You’re probably the most high profile drag person in modern history. What kind of impact do you think you had on the mainstream’s idea of sexuality and gender?
It’s so hypothetical, I have no idea what the impact would be, I would hope that it would help people understand themselves. I mean really, there’s only one of us here and when someone judges or is prejudiced to someone else, it really is them projecting their own self loathing outward at someone else. So hopefully my impact has helped people accept themselves a little more…
- Did a hit duet with Elton John of Don’t Go Breaking My Heart and It’s Raining Men with Martha Wash.
- RuPaul once made an appearance on Walker, Texas Ranger.
- RuPaul has released ten albums and over 22 singles.
- Has appeared in movies including The Brady Bunch Movie and To Wong Foo, Thanks for Everything! Julie Newmar.
- The RuPaul Show – a chat and variety show – ran on VH1 for 3 years.
- In 1995 Rupaul published his autobiography, Lettin It All Hang Out.
- Released a Christmas album titled Ho, Ho, Ho in 1997.

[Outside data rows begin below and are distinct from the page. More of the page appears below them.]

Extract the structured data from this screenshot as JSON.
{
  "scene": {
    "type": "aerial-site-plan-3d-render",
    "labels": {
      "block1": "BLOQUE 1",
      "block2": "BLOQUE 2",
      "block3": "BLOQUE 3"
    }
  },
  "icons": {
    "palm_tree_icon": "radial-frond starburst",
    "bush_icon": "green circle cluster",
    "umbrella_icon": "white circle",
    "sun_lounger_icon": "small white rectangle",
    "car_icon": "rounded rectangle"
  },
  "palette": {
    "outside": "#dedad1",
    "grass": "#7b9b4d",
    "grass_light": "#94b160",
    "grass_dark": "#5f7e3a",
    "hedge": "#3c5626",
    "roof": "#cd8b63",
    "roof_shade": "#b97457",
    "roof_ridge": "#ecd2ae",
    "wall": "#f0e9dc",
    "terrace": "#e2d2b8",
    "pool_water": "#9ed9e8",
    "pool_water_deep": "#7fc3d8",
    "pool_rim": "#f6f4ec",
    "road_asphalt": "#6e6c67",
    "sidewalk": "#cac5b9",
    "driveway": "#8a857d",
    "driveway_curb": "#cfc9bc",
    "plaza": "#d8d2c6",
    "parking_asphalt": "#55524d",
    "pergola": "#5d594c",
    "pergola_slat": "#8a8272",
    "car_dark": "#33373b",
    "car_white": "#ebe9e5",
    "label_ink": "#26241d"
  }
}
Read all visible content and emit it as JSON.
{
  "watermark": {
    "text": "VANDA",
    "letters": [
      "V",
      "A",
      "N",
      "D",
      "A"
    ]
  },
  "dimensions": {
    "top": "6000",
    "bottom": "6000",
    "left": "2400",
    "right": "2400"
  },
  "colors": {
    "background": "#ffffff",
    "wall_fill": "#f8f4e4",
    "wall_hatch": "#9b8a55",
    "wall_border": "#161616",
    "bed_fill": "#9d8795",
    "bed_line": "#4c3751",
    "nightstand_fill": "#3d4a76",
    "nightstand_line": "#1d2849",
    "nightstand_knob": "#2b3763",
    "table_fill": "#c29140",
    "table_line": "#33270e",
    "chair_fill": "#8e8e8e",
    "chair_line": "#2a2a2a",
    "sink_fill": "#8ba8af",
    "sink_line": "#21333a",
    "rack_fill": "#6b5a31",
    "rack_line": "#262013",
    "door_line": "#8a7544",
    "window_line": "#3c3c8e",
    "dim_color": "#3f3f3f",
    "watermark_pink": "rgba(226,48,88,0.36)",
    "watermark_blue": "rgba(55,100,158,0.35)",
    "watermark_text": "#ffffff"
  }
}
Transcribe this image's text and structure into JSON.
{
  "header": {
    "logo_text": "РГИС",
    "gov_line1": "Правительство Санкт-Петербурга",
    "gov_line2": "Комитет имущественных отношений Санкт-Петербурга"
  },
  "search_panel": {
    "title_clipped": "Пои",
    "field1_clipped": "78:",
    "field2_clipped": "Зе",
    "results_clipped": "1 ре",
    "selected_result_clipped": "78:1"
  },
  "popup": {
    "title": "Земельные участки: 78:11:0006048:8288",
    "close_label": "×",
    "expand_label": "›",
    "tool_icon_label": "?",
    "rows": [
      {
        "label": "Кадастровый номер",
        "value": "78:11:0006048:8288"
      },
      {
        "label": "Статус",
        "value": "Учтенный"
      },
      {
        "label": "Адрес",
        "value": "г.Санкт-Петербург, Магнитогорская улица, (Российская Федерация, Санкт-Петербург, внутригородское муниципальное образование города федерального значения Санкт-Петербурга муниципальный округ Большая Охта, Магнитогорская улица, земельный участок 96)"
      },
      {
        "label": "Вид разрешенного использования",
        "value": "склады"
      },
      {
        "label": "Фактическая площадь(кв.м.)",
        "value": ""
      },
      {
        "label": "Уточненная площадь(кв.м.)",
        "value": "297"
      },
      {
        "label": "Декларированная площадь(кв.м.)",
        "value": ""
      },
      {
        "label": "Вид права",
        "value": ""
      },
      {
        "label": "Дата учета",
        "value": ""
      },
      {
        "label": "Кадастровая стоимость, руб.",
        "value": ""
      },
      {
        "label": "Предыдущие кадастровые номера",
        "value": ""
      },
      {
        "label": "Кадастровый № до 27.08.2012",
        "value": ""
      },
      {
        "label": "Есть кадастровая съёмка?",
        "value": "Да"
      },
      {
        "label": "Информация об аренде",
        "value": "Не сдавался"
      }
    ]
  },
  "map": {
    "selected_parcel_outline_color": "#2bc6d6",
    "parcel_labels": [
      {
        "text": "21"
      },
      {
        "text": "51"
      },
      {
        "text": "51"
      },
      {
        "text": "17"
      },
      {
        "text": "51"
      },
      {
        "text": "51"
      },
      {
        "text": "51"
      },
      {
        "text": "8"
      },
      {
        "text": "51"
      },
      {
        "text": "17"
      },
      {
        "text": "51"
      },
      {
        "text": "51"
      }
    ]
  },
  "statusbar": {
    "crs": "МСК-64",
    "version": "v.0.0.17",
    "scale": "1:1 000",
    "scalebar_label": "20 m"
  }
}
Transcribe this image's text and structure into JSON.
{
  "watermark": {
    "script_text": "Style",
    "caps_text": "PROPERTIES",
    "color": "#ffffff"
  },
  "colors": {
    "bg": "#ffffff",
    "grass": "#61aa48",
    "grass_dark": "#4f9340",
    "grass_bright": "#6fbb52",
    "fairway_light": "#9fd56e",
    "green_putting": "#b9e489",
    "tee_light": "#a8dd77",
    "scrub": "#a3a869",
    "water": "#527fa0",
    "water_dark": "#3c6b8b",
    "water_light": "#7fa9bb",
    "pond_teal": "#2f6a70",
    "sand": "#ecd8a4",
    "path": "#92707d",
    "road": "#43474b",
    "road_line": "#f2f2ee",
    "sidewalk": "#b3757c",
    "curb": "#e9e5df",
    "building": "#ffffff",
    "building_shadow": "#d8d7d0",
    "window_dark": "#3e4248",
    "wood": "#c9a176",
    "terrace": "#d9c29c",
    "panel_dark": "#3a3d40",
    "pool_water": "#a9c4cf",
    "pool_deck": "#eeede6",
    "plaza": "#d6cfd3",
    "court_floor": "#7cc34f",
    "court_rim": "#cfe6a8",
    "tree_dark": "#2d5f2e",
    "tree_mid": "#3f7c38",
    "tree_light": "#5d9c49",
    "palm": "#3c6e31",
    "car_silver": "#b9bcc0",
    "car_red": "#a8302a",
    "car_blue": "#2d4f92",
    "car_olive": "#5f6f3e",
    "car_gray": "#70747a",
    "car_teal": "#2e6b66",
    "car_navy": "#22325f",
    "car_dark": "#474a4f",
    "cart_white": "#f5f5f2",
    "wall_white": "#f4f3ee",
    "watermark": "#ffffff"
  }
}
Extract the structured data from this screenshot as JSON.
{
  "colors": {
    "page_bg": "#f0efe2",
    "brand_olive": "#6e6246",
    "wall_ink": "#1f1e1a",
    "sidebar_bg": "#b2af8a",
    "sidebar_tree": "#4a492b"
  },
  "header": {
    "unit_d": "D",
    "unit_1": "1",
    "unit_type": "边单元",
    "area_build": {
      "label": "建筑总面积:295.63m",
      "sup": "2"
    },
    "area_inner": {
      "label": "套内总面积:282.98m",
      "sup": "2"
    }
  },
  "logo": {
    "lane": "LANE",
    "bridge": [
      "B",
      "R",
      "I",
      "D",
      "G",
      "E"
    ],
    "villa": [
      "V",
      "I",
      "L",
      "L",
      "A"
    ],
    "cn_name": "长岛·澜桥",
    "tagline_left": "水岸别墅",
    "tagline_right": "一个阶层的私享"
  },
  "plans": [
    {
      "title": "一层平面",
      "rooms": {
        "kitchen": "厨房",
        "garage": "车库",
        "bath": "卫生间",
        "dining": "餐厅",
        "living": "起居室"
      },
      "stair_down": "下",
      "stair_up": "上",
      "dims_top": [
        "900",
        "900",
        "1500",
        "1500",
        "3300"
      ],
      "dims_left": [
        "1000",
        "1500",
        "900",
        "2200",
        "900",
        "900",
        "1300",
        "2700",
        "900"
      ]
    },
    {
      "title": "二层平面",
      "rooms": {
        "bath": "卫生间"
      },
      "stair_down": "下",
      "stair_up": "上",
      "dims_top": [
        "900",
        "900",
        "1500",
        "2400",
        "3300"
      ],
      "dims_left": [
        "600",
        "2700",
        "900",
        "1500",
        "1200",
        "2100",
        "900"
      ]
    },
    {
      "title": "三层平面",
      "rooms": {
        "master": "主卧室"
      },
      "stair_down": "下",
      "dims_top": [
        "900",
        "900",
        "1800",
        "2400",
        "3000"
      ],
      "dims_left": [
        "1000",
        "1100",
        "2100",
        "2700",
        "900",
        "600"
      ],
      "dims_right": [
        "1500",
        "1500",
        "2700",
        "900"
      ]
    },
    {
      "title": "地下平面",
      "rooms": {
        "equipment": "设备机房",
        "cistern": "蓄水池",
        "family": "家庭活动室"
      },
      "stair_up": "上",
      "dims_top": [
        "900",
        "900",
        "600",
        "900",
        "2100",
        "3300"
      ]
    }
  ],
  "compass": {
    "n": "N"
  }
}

- She was the surprise guest at the VH1 Divas 2000: A Tribute to Diana Ross concert.
- As the First Face of M.A.C., launched stores in ten countries and raised $22 million for the M.A.C AIDS fund.
- Was Ranked number 85 on E’s 101 Reasons The 90’s Ruled.
- Starrbooty was produced and written by RuPaul.
RuPaul will be appearing in person at South African premieres of Starrbooty on Thursday, October 2nd at Ster-Kinekor Classic, the Zone, Rosebank in Joburg and in Pretoria at Brooklyn’s Cinema Nouveau screened by Fish Eagle on Friday the 3rd. Mike Ruiz, the film’s director, will also appear at the premieres, which form part of Cinema Nouveau Pride Film Festival. All proceeds from the premieres go to Joburg Pride. RuPaul will also perform live at Therapy’s Viva La Glam Pride After-party on Saturday 4 October at Carfax in Newtown.